Right around now a lot of you will be nearing the end of your A Levels and getting ready to make one of the biggest decisions of your life: what university to go to. Maybe you’ve already decided where to go (*cough* Manchester *cough*), but if you’re wondering why you should choose Manchester, here’s just a few reasons why I picked the great capital of the North and why it’s one of the best decisions I’ve ever made! First of all, I’m a Northern girl myself; I come from Blackpool and having lived in the North for most of my life, I just can’t believe how much more you can get for your money around here. That certainly goes a long way when it comes to paying for day-to-day essentials like food and rent. However, that only narrowed it down to the north of England. So why Manchester?
The field courses are one of the top reasons. The faculty has an incredible range of field courses available and the second year Costa Rica trip really appealed to me. It was a really unique opportunity to carry out my own tropical field research and we even got exclusive access to visit the Costa Rican Amphibian Research Centre due to contacts made by the university staff, as well as having a day off white water rafting on one of the best rafting rivers in the world. It also gave me a great excuse to travel around afterwards and I made some lifelong friends with people I barely even knew before the trip.
The Manchester’s Faculty of Life Sciences is also much more heavily focussed on research than other universities, so the people teaching you are the very people who are making the discoveries in the lab that are hitting the headlines or rewriting the textbooks. This also means you have to opportunity to work with some incredible academics who are leaders in their respective fields; who despite their busy schedules, are extremely approachable and friendly, and always willing to help. This is especially important for me as an MSci student as I can collaborate with scientists within the faculty for my masters project, who are researching and teaching topics which I’m most excited about.

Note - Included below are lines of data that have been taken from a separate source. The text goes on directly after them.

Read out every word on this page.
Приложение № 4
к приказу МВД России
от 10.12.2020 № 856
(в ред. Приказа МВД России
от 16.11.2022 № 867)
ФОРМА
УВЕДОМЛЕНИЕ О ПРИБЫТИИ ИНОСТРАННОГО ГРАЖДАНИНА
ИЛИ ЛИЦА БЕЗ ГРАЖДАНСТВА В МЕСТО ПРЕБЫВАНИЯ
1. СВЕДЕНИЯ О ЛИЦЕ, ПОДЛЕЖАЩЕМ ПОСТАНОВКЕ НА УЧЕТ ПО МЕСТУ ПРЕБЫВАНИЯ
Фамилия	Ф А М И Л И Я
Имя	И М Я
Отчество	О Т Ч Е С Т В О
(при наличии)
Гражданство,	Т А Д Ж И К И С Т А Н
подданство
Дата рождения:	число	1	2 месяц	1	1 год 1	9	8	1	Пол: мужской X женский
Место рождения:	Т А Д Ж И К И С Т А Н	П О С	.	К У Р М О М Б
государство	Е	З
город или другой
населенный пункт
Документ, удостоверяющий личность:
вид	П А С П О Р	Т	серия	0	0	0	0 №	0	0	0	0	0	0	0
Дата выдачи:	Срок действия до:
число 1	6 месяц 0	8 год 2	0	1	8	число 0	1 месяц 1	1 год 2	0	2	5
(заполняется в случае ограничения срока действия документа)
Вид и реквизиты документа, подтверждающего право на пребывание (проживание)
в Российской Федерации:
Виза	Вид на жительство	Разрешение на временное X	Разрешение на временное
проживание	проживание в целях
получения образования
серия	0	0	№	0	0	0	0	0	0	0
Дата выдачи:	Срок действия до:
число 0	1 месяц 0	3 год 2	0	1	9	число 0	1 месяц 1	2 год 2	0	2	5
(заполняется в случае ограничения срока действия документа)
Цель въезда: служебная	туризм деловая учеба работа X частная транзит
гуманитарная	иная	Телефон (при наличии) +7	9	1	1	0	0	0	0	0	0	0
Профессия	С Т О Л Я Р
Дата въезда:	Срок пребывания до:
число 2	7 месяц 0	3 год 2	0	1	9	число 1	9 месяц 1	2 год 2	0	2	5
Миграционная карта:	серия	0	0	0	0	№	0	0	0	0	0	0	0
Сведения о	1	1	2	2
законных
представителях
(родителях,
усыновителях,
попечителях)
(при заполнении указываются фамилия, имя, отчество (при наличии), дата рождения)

With literally hundreds of labs working in different fields from cancer to algae and cardiology to parasites, there is sure to be someone in the Faculty researching an area of interest which you can get involved with for either the MSci course, final year projects, or even just for a summer internship.
Finally, there is just SO much to do in Manchester. Even after three years I’m still finding new places or events that I never even knew existed. There really is something for everyone here and can honestly say I have never been bored since moving to Manchester. I could go on forever about how much I love the place but I don’t have the space, so you’ll just have to come here and find out for yourself instead!